I’m organising a Conference!

My major learning from my open space session about the organisation of the ALE2011 conference at the XP2011 is:
To organise an amazing conference, you just need two things:

  • An amazing crowd, and
  • One hour.

Planning a Conference

Yesterday, on May 12, 2011, in the Open Space at the XP2011 in Madrid, about a dozen people met and created the main design for a new kind of conference. This is our current plan (pictures of the original session results are here):

The ALE2011 will take place in Berlin, Germany, from Sept 7-9, 2011.

What makes it special?

There are some aspects we build into the plan that make this as special type of conference. This conference is organised by and meant to strengthen the new ALE network.

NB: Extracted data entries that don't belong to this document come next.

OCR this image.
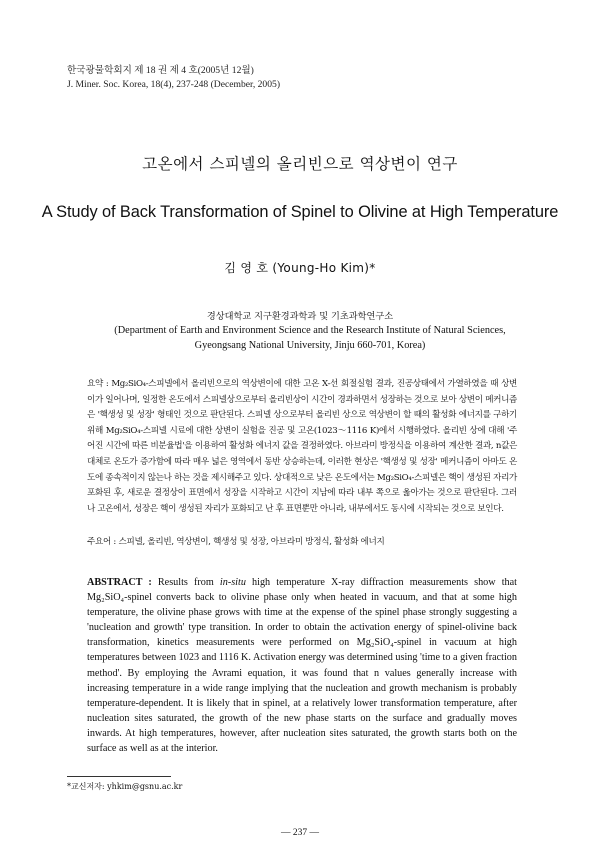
한국광물학회지 제 18 권 제 4 호(2005년 12월)
J. Miner. Soc. Korea, 18(4), 237-248 (December, 2005)
고온에서 스피넬의 올리빈으로 역상변이 연구
A Study of Back Transformation of Spinel to Olivine at High Temperature
김 영 호 (Young-Ho Kim)*
경상대학교 지구환경과학과 및 기초과학연구소
(Department of Earth and Environment Science and the Research Institute of Natural Sciences,
Gyeongsang National University, Jinju 660-701, Korea)
요약 : Mg₂SiO₄-스피넬에서 올리빈으로의 역상변이에 대한 고온 X-선 회절실험 결과, 진공상태에서 가열하였을 때 상변이가 일어나며, 일정한 온도에서 스피넬상으로부터 올리빈상이 시간이 경과하면서 성장하는 것으로 보아 상변이 메커니즘은 '핵생성 및 성장' 형태인 것으로 판단된다. 스피넬 상으로부터 올리빈 상으로 역상변이 할 때의 활성화 에너지를 구하기 위해 Mg₂SiO₄-스피넬 시료에 대한 상변이 실험을 진공 및 고온(1023～1116 K)에서 시행하였다. 올리빈 상에 대해 '주어진 시간에 따른 비분율법'을 이용하여 활성화 에너지 값을 결정하였다. 아브라미 방정식을 이용하여 계산한 결과, n값은 대체로 온도가 증가함에 따라 매우 넓은 영역에서 동반 상승하는데, 이러한 현상은 '핵생성 및 성장' 메커니즘이 아마도 온도에 종속적이지 않는나 하는 것을 제시해주고 있다. 상대적으로 낮은 온도에서는 Mg₂SiO₄-스피넬은 핵이 생성된 자리가 포화된 후, 새로운 결정상이 표면에서 성장을 시작하고 시간이 지남에 따라 내부 쪽으로 옮아가는 것으로 판단된다. 그러나 고온에서, 성장은 핵이 생성된 자리가 포화되고 난 후 표면뿐만 아니라, 내부에서도 동시에 시작되는 것으로 보인다.
주요어 : 스피넬, 올리빈, 역상변이, 핵생성 및 성장, 아브라미 방정식, 활성화 에너지
ABSTRACT : Results from in-situ high temperature X-ray diffraction measurements show that Mg₂SiO₄-spinel converts back to olivine phase only when heated in vacuum, and that at some high temperature, the olivine phase grows with time at the expense of the spinel phase strongly suggesting a 'nucleation and growth' type transition. In order to obtain the activation energy of spinel-olivine back transformation, kinetics measurements were performed on Mg₂SiO₄-spinel in vacuum at high temperatures between 1023 and 1116 K. Activation energy was determined using 'time to a given fraction method'. By employing the Avrami equation, it was found that n values generally increase with increasing temperature in a wide range implying that the nucleation and growth mechanism is probably temperature-dependent. It is likely that in spinel, at a relatively lower transformation temperature, after nucleation sites saturated, the growth of the new phase starts on the surface and gradually moves inwards. At high temperatures, however, after nucleation sites saturated, the growth starts both on the surface as well as at the interior.
*교신저자: yhkim@gsnu.ac.kr
— 237 —
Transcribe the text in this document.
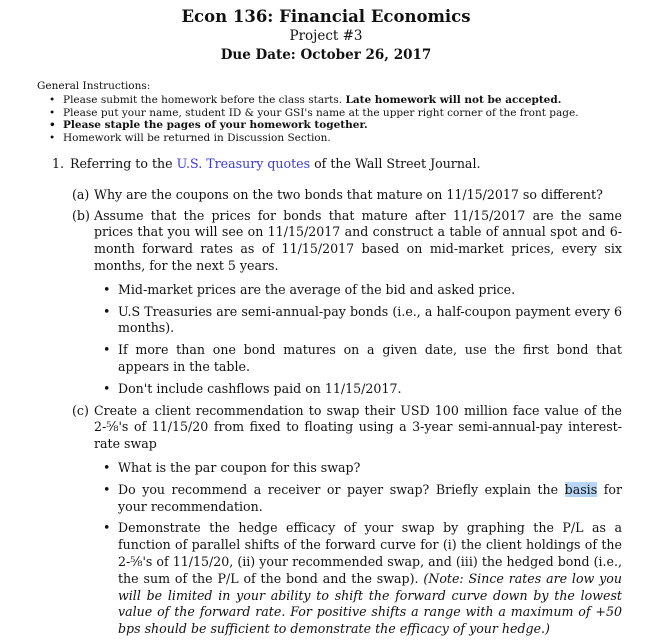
Econ 136: Financial Economics
Project #3
Due Date: October 26, 2017
General Instructions:
• Please submit the homework before the class starts. Late homework will not be accepted.
• Please put your name, student ID & your GSI's name at the upper right corner of the front page.
• Please staple the pages of your homework together.
• Homework will be returned in Discussion Section.
1. Referring to the U.S. Treasury quotes of the Wall Street Journal.
(a) Why are the coupons on the two bonds that mature on 11/15/2017 so different?
(b) Assume that the prices for bonds that mature after 11/15/2017 are the same prices that you will see on 11/15/2017 and construct a table of annual spot and 6-month forward rates as of 11/15/2017 based on mid-market prices, every six months, for the next 5 years.
• Mid-market prices are the average of the bid and asked price.
• U.S Treasuries are semi-annual-pay bonds (i.e., a half-coupon payment every 6 months).
• If more than one bond matures on a given date, use the first bond that appears in the table.
• Don't include cashflows paid on 11/15/2017.
(c) Create a client recommendation to swap their USD 100 million face value of the 2-⁵⁄₈'s of 11/15/20 from fixed to floating using a 3-year semi-annual-pay interest-rate swap
• What is the par coupon for this swap?
• Do you recommend a receiver or payer swap? Briefly explain the basis for your recommendation.
• Demonstrate the hedge efficacy of your swap by graphing the P/L as a function of parallel shifts of the forward curve for (i) the client holdings of the 2-⁵⁄₈'s of 11/15/20, (ii) your recommended swap, and (iii) the hedged bond (i.e., the sum of the P/L of the bond and the swap). (Note: Since rates are low you will be limited in your ability to shift the forward curve down by the lowest value of the forward rate. For positive shifts a range with a maximum of +50 bps should be sufficient to demonstrate the efficacy of your hedge.)
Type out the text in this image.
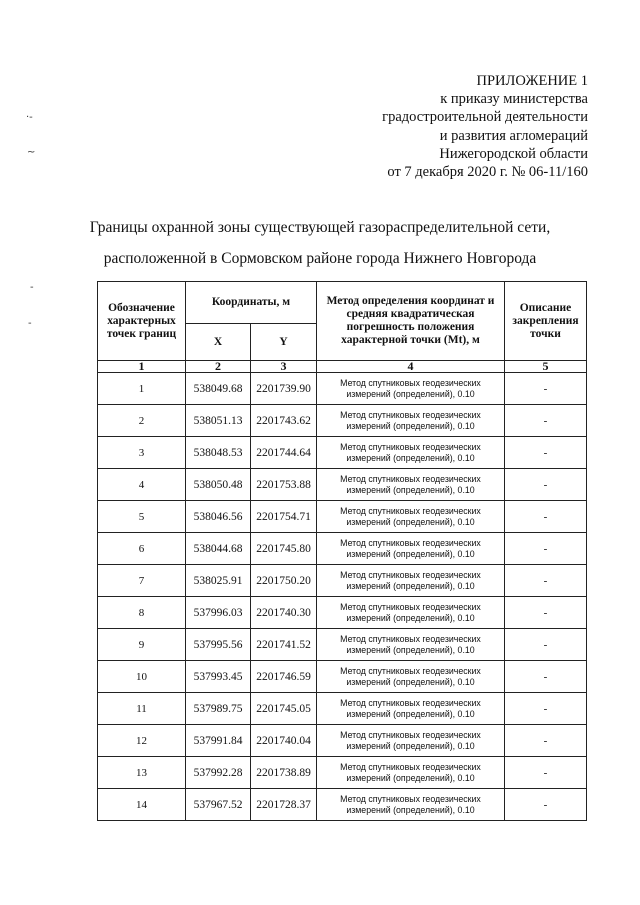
·-
~
-
-
ПРИЛОЖЕНИЕ 1
к приказу министерства
градостроительной деятельности
и развития агломераций
Нижегородской области
от 7 декабря 2020 г. № 06-11/160
Границы охранной зоны существующей газораспределительной сети,
расположенной в Сормовском районе города Нижнего Новгорода
Обозначение характерных точек границ	Координаты, м		Метод определения координат и средняя квадратическая погрешность положения характерной точки (Mt), м	Описание закрепления точки
	X	Y		
1	2	3	4	5
1	538049.68	2201739.90	Метод спутниковых геодезических измерений (определений), 0.10	-
2	538051.13	2201743.62	Метод спутниковых геодезических измерений (определений), 0.10	-
3	538048.53	2201744.64	Метод спутниковых геодезических измерений (определений), 0.10	-
4	538050.48	2201753.88	Метод спутниковых геодезических измерений (определений), 0.10	-
5	538046.56	2201754.71	Метод спутниковых геодезических измерений (определений), 0.10	-
6	538044.68	2201745.80	Метод спутниковых геодезических измерений (определений), 0.10	-
7	538025.91	2201750.20	Метод спутниковых геодезических измерений (определений), 0.10	-
8	537996.03	2201740.30	Метод спутниковых геодезических измерений (определений), 0.10	-
9	537995.56	2201741.52	Метод спутниковых геодезических измерений (определений), 0.10	-
10	537993.45	2201746.59	Метод спутниковых геодезических измерений (определений), 0.10	-
11	537989.75	2201745.05	Метод спутниковых геодезических измерений (определений), 0.10	-
12	537991.84	2201740.04	Метод спутниковых геодезических измерений (определений), 0.10	-
13	537992.28	2201738.89	Метод спутниковых геодезических измерений (определений), 0.10	-
14	537967.52	2201728.37	Метод спутниковых геодезических измерений (определений), 0.10	-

Therefore, it will

  • have speakers and participants evenly distributed across European Countries.
  • host spouses and children as well as practicioners and idea farmers from the European Lean/Agile community.
  • ask every participant to prepare a lightning talk, and to show their commitment to the conference by submitting a positioning paper.
  • be seeded by 30 min talks in the mornings, continued by open space focusing on the collaboration across Europe.
  • constrain the number of participants to 200 people.

How can you contribute?

Please get in touch with me through Twitter, the ALE2011, Berlin discussion in the Agile Lean Europe (ALE) LinkedIn Group, or by mail, and tell me how and what you could contribute.

This conference has Sofas instead of Chairs. Some still need some more people to sit upon them. We have:

  • A Planning Sofa (Sergey, Cat, John, Cesario, and me)
  • A Local Sofa (Me, taking care of the things in Berlin—I need support for that)
  • The most amazing Open Space facilitator: Mike Sutton from Wizewerx
  • An Exciter Sofa: Erik Lundh, Jens Hoffmann
  • A Program Sofa: Marcin Floryan
  • A Participants Sofa: Marc Clemens
  • An Industry Partner Sofa: Andrea Heck, Ken Power
  • A Goal Sofa (Jurgen Appelo)
  • A Volunteer Sofa (Greg Dziemidovicz)
  • A Website Sofa (Alex)

We need:

  • A Speakers Sofa
  • Sponsors (you may contact me but it’ll take a few days of sorting out before I can tell you details)
  • an organising professional (I do have someone in mind, so please don’t storm me now)
  • and some unimportant things like a venue…

We’ll get that sorted, I’ll keep you posted. What A Week!